神赐人七情,魔给人六欲,把人间变得既是天堂也是地狱。
派出所。
当木子赶去的时候,何佳佳正和几个头染得五颜六色的地痞们抱着头蹲在一起,
“你是谁?!”
“我是何佳佳的姐姐,怎么回事?”
问清楚后才知道,何佳佳跟着这几个地痞流氓飙车,弯道超车闯红灯把人家车尾给撞了,坐在后面的有个小孩受了轻伤,他们撞了还肇事逃逸。
“这种情况就是民事诉讼加治安处罚,然后就是再赔点钱,你家大人了?”
木子叹了口气:“警察叔叔,何佳佳今年还不满十四岁,是不完全民事行为能力人,她是被人教唆的,你看还在读初三,小孩子……而且,就我们的家庭有点复杂,我们的养父是武警,刚被派跨省任务,手机关机了,她妈妈呢,现在外地进货,没两天赶不回来,现在外面正在下暴雨……你看能不能……”
警察:“可她的同伙说,她已经十七岁了。”
“警察叔叔,你看这是我的学生证和身份证,我才十四岁,她叫我姐姐怎么可能十七岁呢?这是她的学生证,您看看我也带来了。”
木子好声好气的说了好一通。
“当事人也在,她愿意私了的话,你做个笔录就把人带走吧。”
木子点点头说:“谢谢警察叔叔。”
走进去之前,木子打定主意,撒泼打滚也要求当事人私了。
走进去之后,木子嘴巴像是被缝了起来,愣是说不出一句话。
这个世界上有什么事,是比你的便宜妹妹暴雨飙车撞了你曾经的朋友更操蛋的事?如果有,那就是你便宜妹妹暴雨飙车撞了曾经和你闹翻的朋友。
而这个朋友的性格,还是那种不依不饶的娇蛮大小姐。
看着林柆坐在那里还有穿着讲究的阿姨,木子一张脸恨不得钻进土里。
她站在那里,感觉脚底发烫,前面走的每一步都是尖锐的刀子,每一步都有滚烫烧红木炭在烤着她的面皮。
林柆看了她一眼。
木子站在那里,警察说,“这就是当事人,他们已经决定民事诉讼了,但你说的那个小女生只是坐在车上,年龄还小,你们商量一下,赔多少。”

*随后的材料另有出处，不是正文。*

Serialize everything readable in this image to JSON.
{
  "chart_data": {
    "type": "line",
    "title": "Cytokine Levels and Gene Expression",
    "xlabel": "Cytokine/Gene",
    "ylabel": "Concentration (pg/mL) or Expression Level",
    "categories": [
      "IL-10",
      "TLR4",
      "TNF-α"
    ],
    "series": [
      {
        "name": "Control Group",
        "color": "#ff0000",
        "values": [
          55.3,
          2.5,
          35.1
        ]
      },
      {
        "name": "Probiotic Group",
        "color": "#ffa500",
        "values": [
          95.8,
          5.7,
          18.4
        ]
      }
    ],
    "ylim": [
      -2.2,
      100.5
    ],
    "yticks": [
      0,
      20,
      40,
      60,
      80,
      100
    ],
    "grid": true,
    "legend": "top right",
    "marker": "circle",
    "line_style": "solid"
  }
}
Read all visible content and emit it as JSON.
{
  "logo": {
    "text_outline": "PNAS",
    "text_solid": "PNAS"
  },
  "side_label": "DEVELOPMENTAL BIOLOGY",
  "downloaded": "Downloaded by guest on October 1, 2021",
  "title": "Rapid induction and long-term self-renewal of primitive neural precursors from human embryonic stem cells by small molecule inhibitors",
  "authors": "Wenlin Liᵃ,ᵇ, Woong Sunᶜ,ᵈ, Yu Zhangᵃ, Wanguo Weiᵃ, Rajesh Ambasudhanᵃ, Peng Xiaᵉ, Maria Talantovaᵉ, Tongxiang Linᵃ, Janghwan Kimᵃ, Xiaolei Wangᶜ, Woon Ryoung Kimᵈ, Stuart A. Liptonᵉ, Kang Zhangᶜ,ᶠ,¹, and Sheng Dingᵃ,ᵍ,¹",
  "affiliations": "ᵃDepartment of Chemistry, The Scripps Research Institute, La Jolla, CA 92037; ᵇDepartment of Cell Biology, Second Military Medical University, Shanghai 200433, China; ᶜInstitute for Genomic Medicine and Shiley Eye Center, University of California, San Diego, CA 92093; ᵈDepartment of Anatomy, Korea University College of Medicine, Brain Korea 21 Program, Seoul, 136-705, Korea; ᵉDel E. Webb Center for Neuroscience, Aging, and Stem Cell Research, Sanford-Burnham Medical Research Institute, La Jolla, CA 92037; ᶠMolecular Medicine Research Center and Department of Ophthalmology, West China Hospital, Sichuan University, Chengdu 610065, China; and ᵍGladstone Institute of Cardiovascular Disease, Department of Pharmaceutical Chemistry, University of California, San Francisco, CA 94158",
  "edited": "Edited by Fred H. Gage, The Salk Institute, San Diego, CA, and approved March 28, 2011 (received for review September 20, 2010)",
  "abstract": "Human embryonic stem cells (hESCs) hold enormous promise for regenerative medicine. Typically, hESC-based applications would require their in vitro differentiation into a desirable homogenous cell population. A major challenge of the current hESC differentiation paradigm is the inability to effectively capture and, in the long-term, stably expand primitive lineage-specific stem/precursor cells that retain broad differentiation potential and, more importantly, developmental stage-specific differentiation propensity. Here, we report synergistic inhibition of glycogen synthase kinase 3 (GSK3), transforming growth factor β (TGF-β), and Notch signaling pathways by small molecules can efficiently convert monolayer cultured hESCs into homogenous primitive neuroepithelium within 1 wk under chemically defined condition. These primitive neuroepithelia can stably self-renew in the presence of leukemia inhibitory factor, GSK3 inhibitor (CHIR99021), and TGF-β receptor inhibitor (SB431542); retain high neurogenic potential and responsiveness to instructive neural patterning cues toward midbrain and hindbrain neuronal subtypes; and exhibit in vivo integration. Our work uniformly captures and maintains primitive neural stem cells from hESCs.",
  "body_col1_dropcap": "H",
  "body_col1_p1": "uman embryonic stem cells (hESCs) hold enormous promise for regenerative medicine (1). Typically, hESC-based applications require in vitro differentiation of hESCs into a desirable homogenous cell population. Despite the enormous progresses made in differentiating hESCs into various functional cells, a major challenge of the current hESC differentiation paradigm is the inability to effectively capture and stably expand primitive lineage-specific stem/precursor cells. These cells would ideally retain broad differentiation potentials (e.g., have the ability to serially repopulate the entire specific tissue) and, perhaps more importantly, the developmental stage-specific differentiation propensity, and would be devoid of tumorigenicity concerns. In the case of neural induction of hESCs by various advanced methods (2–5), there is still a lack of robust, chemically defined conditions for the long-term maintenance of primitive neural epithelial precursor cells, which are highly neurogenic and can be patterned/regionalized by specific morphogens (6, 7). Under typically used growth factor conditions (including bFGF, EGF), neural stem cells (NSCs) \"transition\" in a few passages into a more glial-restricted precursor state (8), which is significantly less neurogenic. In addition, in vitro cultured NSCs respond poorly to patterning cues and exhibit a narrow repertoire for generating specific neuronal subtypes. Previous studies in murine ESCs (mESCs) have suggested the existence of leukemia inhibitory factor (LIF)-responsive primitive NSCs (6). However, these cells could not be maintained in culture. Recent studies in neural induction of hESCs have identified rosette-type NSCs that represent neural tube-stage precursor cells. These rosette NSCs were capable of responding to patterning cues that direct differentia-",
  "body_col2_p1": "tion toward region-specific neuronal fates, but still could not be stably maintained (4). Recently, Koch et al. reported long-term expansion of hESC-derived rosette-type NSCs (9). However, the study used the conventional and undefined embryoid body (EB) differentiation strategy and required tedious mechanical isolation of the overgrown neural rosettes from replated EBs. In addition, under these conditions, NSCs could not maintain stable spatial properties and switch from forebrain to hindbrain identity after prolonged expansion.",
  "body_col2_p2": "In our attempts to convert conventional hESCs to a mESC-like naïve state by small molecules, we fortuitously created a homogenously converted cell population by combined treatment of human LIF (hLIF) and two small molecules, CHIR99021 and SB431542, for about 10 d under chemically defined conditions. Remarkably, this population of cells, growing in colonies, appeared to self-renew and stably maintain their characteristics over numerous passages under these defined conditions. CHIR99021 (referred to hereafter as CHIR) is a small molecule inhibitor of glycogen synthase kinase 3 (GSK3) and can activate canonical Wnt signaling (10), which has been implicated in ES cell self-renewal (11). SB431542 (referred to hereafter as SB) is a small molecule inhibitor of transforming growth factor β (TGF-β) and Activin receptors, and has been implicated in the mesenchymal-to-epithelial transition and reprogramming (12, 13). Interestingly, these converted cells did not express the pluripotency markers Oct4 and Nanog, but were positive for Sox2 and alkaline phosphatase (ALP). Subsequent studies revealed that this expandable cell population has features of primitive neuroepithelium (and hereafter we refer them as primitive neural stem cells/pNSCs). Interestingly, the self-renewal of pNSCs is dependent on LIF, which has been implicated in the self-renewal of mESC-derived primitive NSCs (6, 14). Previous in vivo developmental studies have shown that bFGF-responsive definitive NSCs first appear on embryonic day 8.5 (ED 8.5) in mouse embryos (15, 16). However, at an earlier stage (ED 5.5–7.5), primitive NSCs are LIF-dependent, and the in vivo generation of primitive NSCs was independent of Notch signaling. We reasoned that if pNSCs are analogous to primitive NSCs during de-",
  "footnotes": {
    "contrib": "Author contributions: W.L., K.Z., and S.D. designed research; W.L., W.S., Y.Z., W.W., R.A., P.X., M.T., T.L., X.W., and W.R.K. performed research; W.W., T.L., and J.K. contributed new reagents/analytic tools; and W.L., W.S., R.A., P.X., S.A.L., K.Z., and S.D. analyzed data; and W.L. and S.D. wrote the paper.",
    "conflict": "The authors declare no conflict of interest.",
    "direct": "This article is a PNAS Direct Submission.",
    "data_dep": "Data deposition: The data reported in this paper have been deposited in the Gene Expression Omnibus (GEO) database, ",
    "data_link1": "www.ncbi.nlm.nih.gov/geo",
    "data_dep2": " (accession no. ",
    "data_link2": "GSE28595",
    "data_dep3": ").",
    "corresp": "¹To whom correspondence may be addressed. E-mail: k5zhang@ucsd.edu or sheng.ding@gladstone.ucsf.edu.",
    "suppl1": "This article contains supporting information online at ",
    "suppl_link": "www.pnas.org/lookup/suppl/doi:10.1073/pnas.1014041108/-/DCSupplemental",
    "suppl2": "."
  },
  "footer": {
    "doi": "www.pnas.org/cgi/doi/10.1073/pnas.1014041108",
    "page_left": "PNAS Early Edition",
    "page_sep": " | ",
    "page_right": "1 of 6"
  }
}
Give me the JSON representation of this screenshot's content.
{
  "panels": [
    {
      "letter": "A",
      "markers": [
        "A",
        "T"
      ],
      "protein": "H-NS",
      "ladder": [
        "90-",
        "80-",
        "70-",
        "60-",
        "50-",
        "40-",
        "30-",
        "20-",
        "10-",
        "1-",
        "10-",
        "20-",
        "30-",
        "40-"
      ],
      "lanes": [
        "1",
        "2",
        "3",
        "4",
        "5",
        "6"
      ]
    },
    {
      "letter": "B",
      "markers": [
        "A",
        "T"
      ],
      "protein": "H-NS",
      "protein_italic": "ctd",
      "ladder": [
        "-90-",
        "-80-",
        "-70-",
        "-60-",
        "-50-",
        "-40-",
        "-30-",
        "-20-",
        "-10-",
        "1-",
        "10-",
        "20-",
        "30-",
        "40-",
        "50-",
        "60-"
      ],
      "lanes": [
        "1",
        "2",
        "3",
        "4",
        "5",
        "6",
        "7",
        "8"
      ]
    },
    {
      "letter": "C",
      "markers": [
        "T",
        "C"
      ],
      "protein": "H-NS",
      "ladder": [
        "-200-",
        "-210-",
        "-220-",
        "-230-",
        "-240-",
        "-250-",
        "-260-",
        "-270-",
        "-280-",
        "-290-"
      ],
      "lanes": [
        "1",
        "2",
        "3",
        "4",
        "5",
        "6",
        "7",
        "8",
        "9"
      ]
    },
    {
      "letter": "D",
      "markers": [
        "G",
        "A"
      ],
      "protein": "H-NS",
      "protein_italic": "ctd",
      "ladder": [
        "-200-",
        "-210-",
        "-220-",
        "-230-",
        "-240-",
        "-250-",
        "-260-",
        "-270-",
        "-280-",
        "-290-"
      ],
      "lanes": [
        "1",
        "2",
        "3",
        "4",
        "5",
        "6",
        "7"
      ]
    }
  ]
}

木子低着头看着地板,头似有千斤重,她双手搅在一起,这么窘迫和不知所措的感觉,让她像是回到了多年前在那场火灾里。
阿姨愣了一下问:“是木木吗?我记得你家的不是个小弟弟吗?怎么还有个妹妹?”
木子低着头,:“阿姨,真的很对不起,外面那个叫何佳佳,是我王叔叔的新娶的阿姨的孩子……”那一瞬,木子真想把这个惹事的何佳佳丢在这里,就当没接过这个电话,就当不知道这个事情。
可是何佳佳即使打了耳洞,打扮成熟妖艳了一些,也是个心智不成熟的小孩,刚才蹲在那里的何佳佳虽然动作幅度肉眼可以忽略,但木子确实看到她的身体轻微发颤了。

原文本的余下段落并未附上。